State revenues are surpassing predictions, but many states still are feeling the pinch from expanding Medicaid costs and the lingering effects of the early decade's fiscal crisis. So balancing state budgets is a struggle again this year, according to the most recent figures from the National Conference of State Legislatures.
The April 14 report, which includes state-by-state budget data, comes as most states are in the midst of crafting new budgets that take effect July 1 in all but four states and as state lawmakers gather in Washington, D.C., for NCSL's spring meeting.
Although state economies are rebuilding after the 2001 technology bust and nationwide recession, 26 states faced fiscal 2006 budget gaps, according to the report. Year-after-year disparity between costs and revenues is fueling concerns in nearly half the states that a longer-term structural budget gap -- in which ongoing revenue can't match ongoing expenses -- has been created. Some states, such as Nevada and Virginia, recently enacted tax packages designed to combat eroding tax bases and correct the imbalance.
According to the report, 23 states so far this fiscal year collected more revenue than predicted in every major tax category -- sales and use, personal income and corporate income. But the report cautions that higher-than-expected collections aren't necessarily a sign that robust economic times have returned; revenues might be higher than states predicted simply because they made conservative estimates or started from a low revenue base set in lean times.

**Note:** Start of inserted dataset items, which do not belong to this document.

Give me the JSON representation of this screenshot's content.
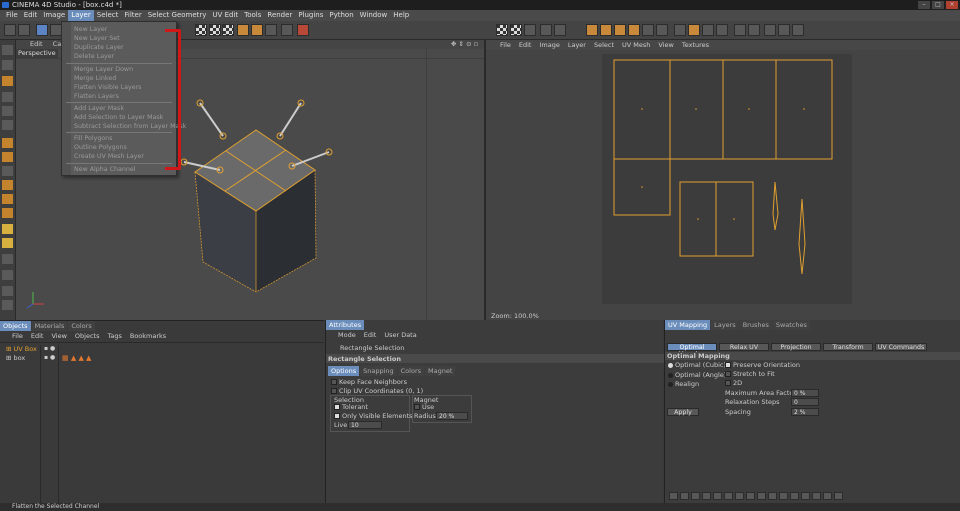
{
  "app": {
    "title": "CINEMA 4D Studio - [box.c4d *]"
  },
  "menubar": [
    "File",
    "Edit",
    "Image",
    "Layer",
    "Select",
    "Filter",
    "Select Geometry",
    "UV Edit",
    "Tools",
    "Render",
    "Plugins",
    "Python",
    "Window",
    "Help"
  ],
  "viewport": {
    "menu": [
      "Edit",
      "Cam"
    ],
    "label": "Perspective"
  },
  "layer_menu": {
    "items": [
      "New Layer",
      "New Layer Set",
      "Duplicate Layer",
      "Delete Layer",
      "Merge Layer Down",
      "Merge Linked",
      "Flatten Visible Layers",
      "Flatten Layers",
      "Add Layer Mask",
      "Add Selection to Layer Mask",
      "Subtract Selection from Layer Mask",
      "Fill Polygons",
      "Outline Polygons",
      "Create UV Mesh Layer",
      "New Alpha Channel"
    ]
  },
  "uv_view": {
    "menu": [
      "File",
      "Edit",
      "Image",
      "Layer",
      "Select",
      "UV Mesh",
      "View",
      "Textures"
    ],
    "zoom": "Zoom: 100.0%"
  },
  "objects_panel": {
    "tabs": [
      "Objects",
      "Materials",
      "Colors"
    ],
    "menu": [
      "File",
      "Edit",
      "View",
      "Objects",
      "Tags",
      "Bookmarks"
    ],
    "rows": [
      "UV Box",
      "box"
    ]
  },
  "attributes_panel": {
    "tab": "Attributes",
    "menu": [
      "Mode",
      "Edit",
      "User Data"
    ],
    "tool_name": "Rectangle Selection",
    "section_title": "Rectangle Selection",
    "subtabs": [
      "Options",
      "Snapping",
      "Colors",
      "Magnet"
    ],
    "keep_face_neighbors": "Keep Face Neighbors",
    "clip_uv": "Clip UV Coordinates (0, 1)",
    "selection_group": "Selection",
    "tolerant": "Tolerant",
    "only_visible": "Only Visible Elements",
    "live_label": "Live",
    "live_value": "10",
    "magnet_group": "Magnet",
    "use_label": "Use",
    "radius_label": "Radius",
    "radius_value": "20 %"
  },
  "uv_mapping_panel": {
    "tabs": [
      "UV Mapping",
      "Layers",
      "Brushes",
      "Swatches"
    ],
    "subtabs": [
      "Optimal Mapping",
      "Relax UV",
      "Projection",
      "Transform",
      "UV Commands"
    ],
    "section_title": "Optimal Mapping",
    "options": [
      "Optimal (Cubic)",
      "Optimal (Angle)",
      "Realign"
    ],
    "preserve_orientation": "Preserve Orientation",
    "stretch_to_fit": "Stretch to Fit",
    "two_d": "2D",
    "max_area_factor_label": "Maximum Area Factor",
    "max_area_factor_value": "0 %",
    "relaxation_steps_label": "Relaxation Steps",
    "relaxation_steps_value": "0",
    "spacing_label": "Spacing",
    "spacing_value": "2 %",
    "apply_label": "Apply"
  },
  "status": "Flatten the Selected Channel",
  "colors": {
    "accent": "#6a8dbc",
    "uv_island": "#e0a030",
    "highlight_red": "#d01818",
    "menu_bg": "#5b5b5b"
  }
}
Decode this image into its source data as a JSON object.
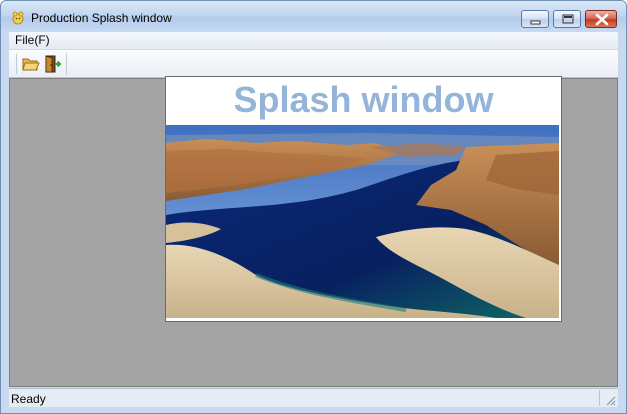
{
  "window": {
    "title": "Production Splash window"
  },
  "menubar": {
    "items": [
      {
        "label": "File(F)"
      }
    ]
  },
  "toolbar": {
    "buttons": [
      {
        "icon": "folder-open-icon"
      },
      {
        "icon": "exit-door-icon"
      }
    ]
  },
  "splash": {
    "title": "Splash window",
    "title_color": "#94b4d8",
    "image": "canyon-lake-photo"
  },
  "statusbar": {
    "text": "Ready"
  },
  "colors": {
    "client_bg": "#a4a4a4",
    "close_button": "#c43b22"
  }
}
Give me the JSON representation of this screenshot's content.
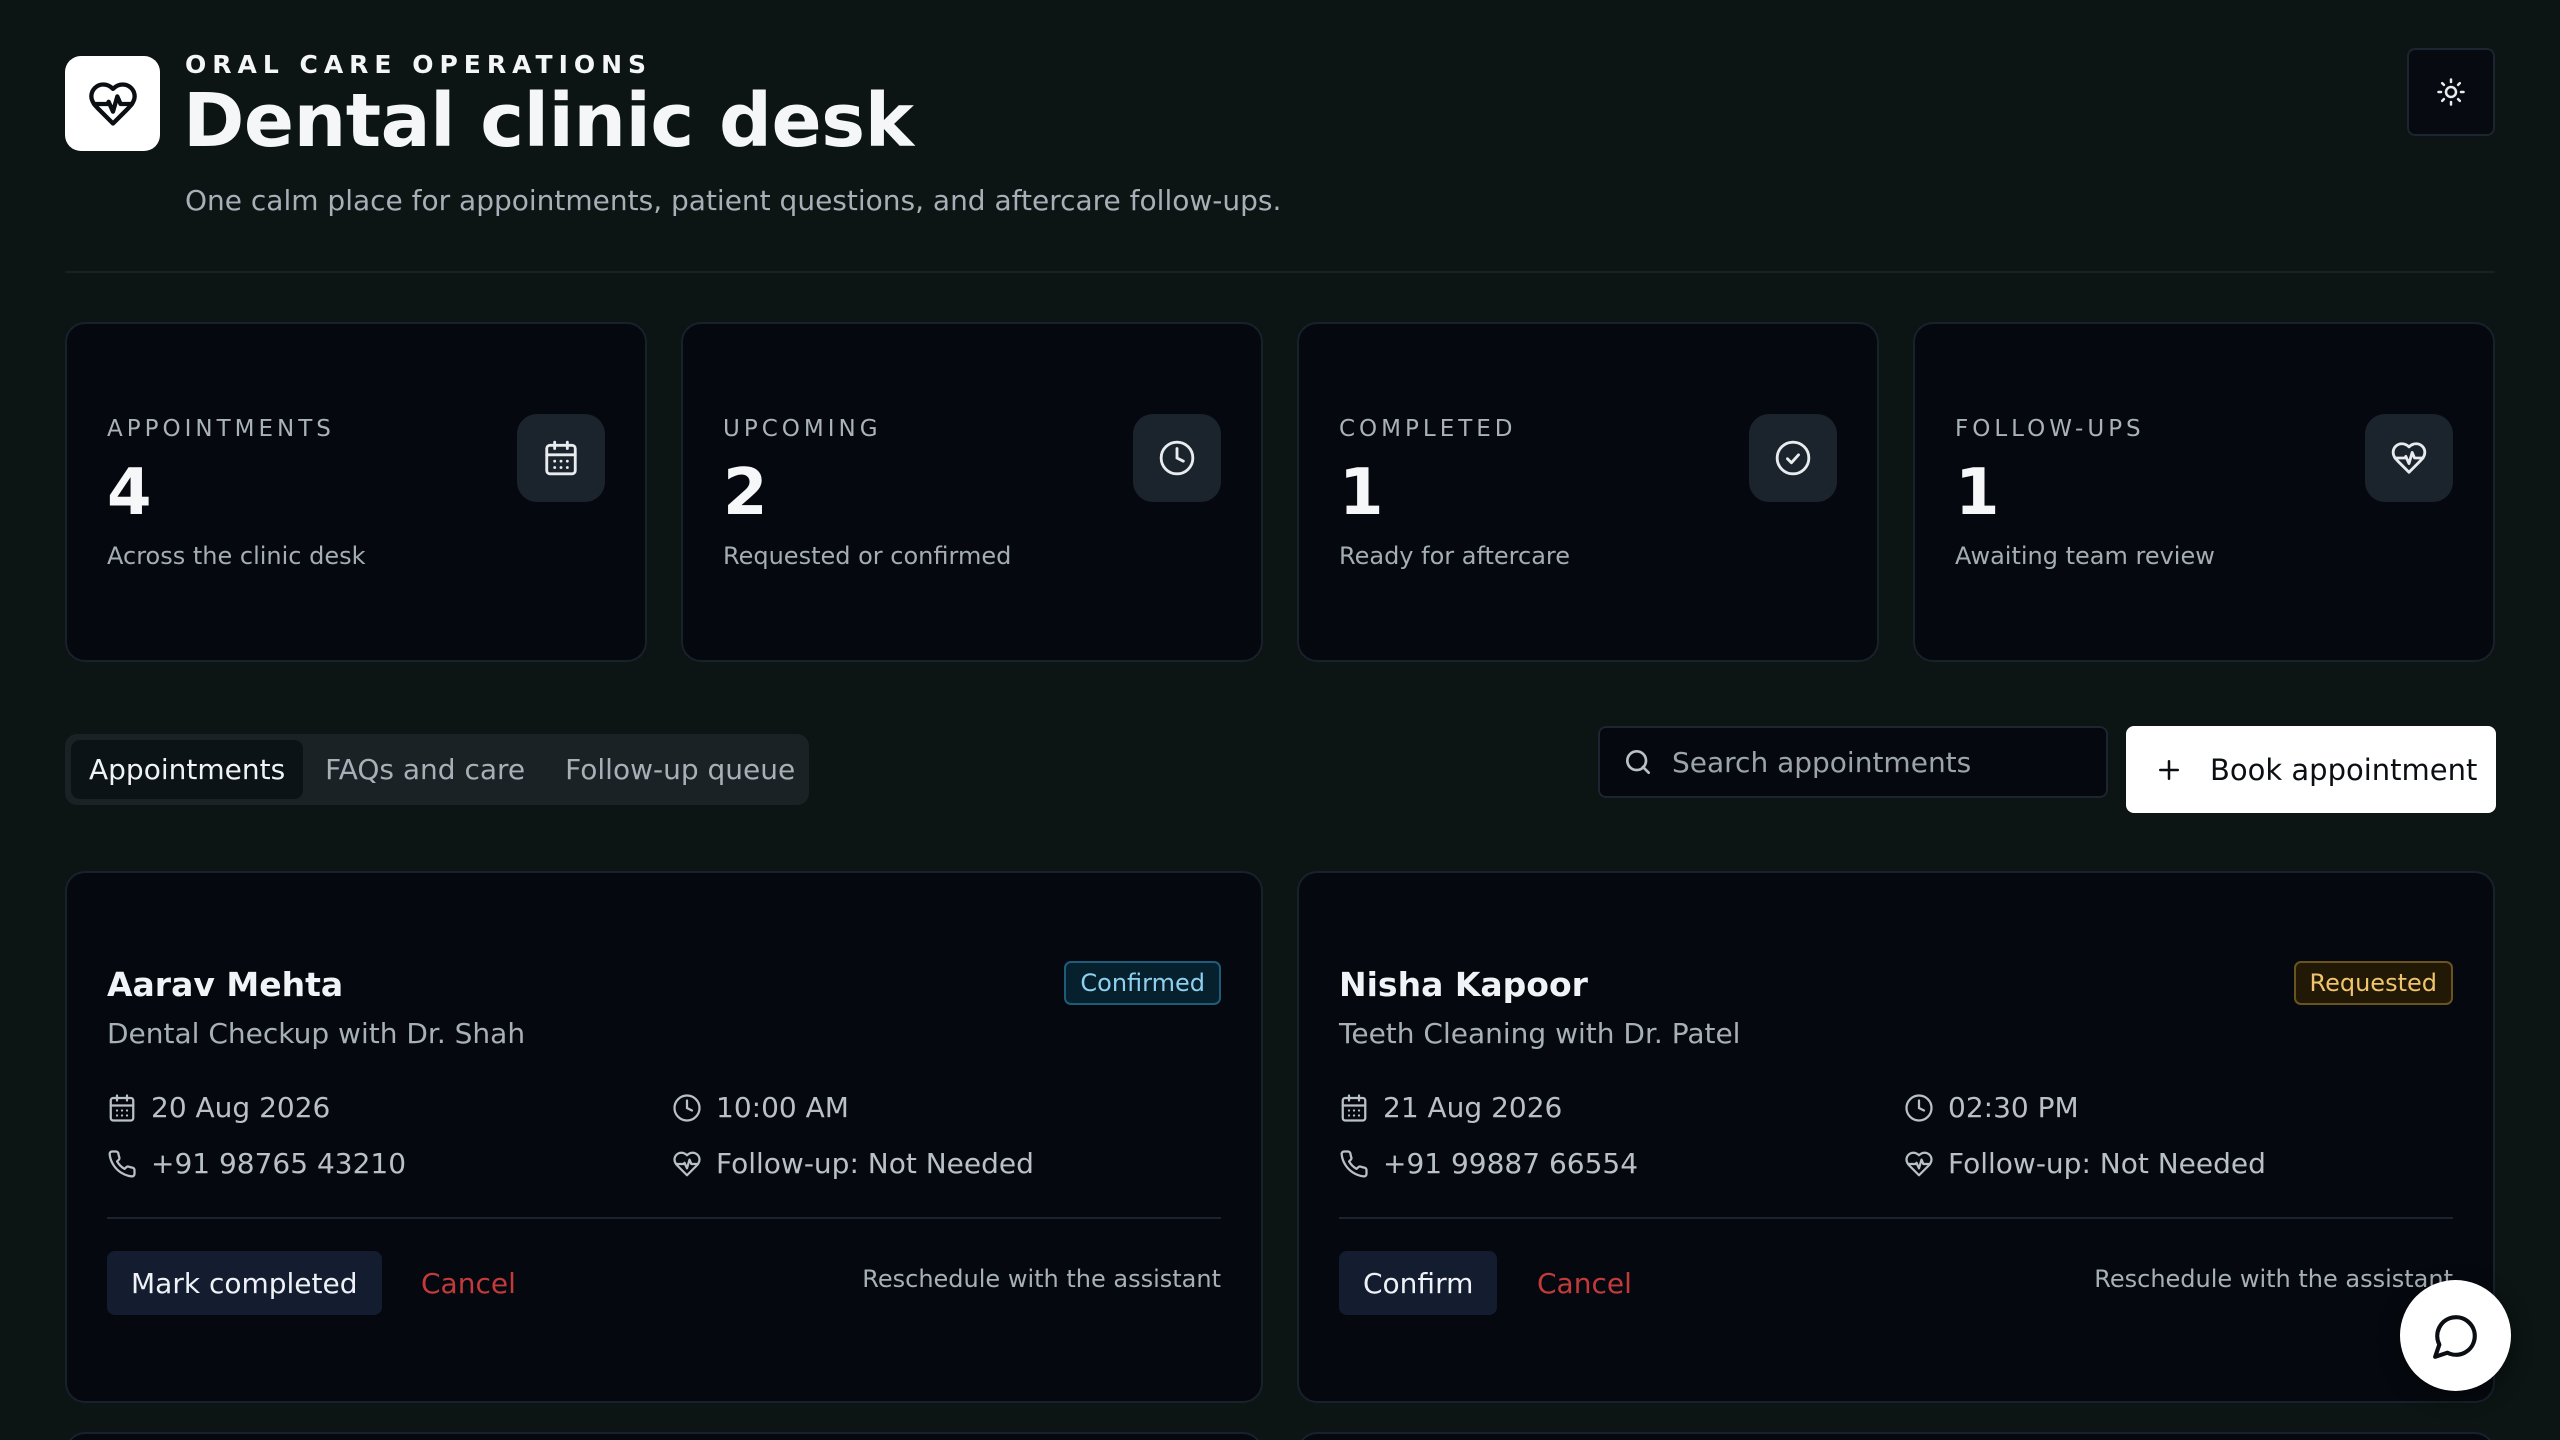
{
  "header": {
    "eyebrow": "ORAL CARE OPERATIONS",
    "title": "Dental clinic desk",
    "subtitle": "One calm place for appointments, patient questions, and aftercare follow-ups.",
    "logo_icon": "heart-pulse-icon",
    "theme_icon": "sun-icon"
  },
  "stats": [
    {
      "label": "APPOINTMENTS",
      "value": "4",
      "desc": "Across the clinic desk",
      "icon": "calendar-icon"
    },
    {
      "label": "UPCOMING",
      "value": "2",
      "desc": "Requested or confirmed",
      "icon": "clock-icon"
    },
    {
      "label": "COMPLETED",
      "value": "1",
      "desc": "Ready for aftercare",
      "icon": "check-circle-icon"
    },
    {
      "label": "FOLLOW-UPS",
      "value": "1",
      "desc": "Awaiting team review",
      "icon": "heart-pulse-icon"
    }
  ],
  "tabs": [
    {
      "label": "Appointments",
      "active": true
    },
    {
      "label": "FAQs and care",
      "active": false
    },
    {
      "label": "Follow-up queue",
      "active": false
    }
  ],
  "search": {
    "placeholder": "Search appointments",
    "value": ""
  },
  "book_button": {
    "label": "Book appointment",
    "icon": "plus-icon"
  },
  "appointments": [
    {
      "patient": "Aarav Mehta",
      "service": "Dental Checkup with Dr. Shah",
      "status": "Confirmed",
      "date": "20 Aug 2026",
      "time": "10:00 AM",
      "phone": "+91 98765 43210",
      "followup": "Follow-up: Not Needed",
      "primary_action": "Mark completed",
      "cancel": "Cancel",
      "reschedule": "Reschedule with the assistant"
    },
    {
      "patient": "Nisha Kapoor",
      "service": "Teeth Cleaning with Dr. Patel",
      "status": "Requested",
      "date": "21 Aug 2026",
      "time": "02:30 PM",
      "phone": "+91 99887 66554",
      "followup": "Follow-up: Not Needed",
      "primary_action": "Confirm",
      "cancel": "Cancel",
      "reschedule": "Reschedule with the assistant"
    }
  ],
  "chat": {
    "icon": "message-circle-icon"
  },
  "colors": {
    "background": "#0c1414",
    "card": "#05090f",
    "confirmed": "#8ed0ef",
    "requested": "#f0c46a",
    "danger": "#c23a3a"
  }
}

Still, only three states -- Michigan, Nebraska and New Hampshire -- had to scramble to plug deficits in their current fiscal 2005 budgets this legislative session, compared to 10 states last year and 31 two years ago.
Thirty-one states report fiscal 2005 spending overruns for some portion of their budgets, 23 states in the area of Medicaid and health care.
"States are barely keeping their heads above the rising tide of new costs," Maryland Del. John Hurson (D), NCSL's president, said in a news release. "Medicaid and other health care expenses, in addition to demands from corrections, state parks, employee health insurance and K-12 education are making it tough for states to do anything but tread water."
In addition to new costs, pent-up demand for spending on projects such as road and building maintenance also is contributing to budget pressures on states. Many projects were delayed since 2001 as a way to help states close a $235 billion budget gap.
The federal government also has added to states' spending burdens, NCSL says. The group recently identified $30 billion in costs -- the largest slice of which comes from education initiatives such as President Bush's signature No Child Left Behind law -- that the federal government is set to foist on states in the proposed fiscal 2006 federal budget.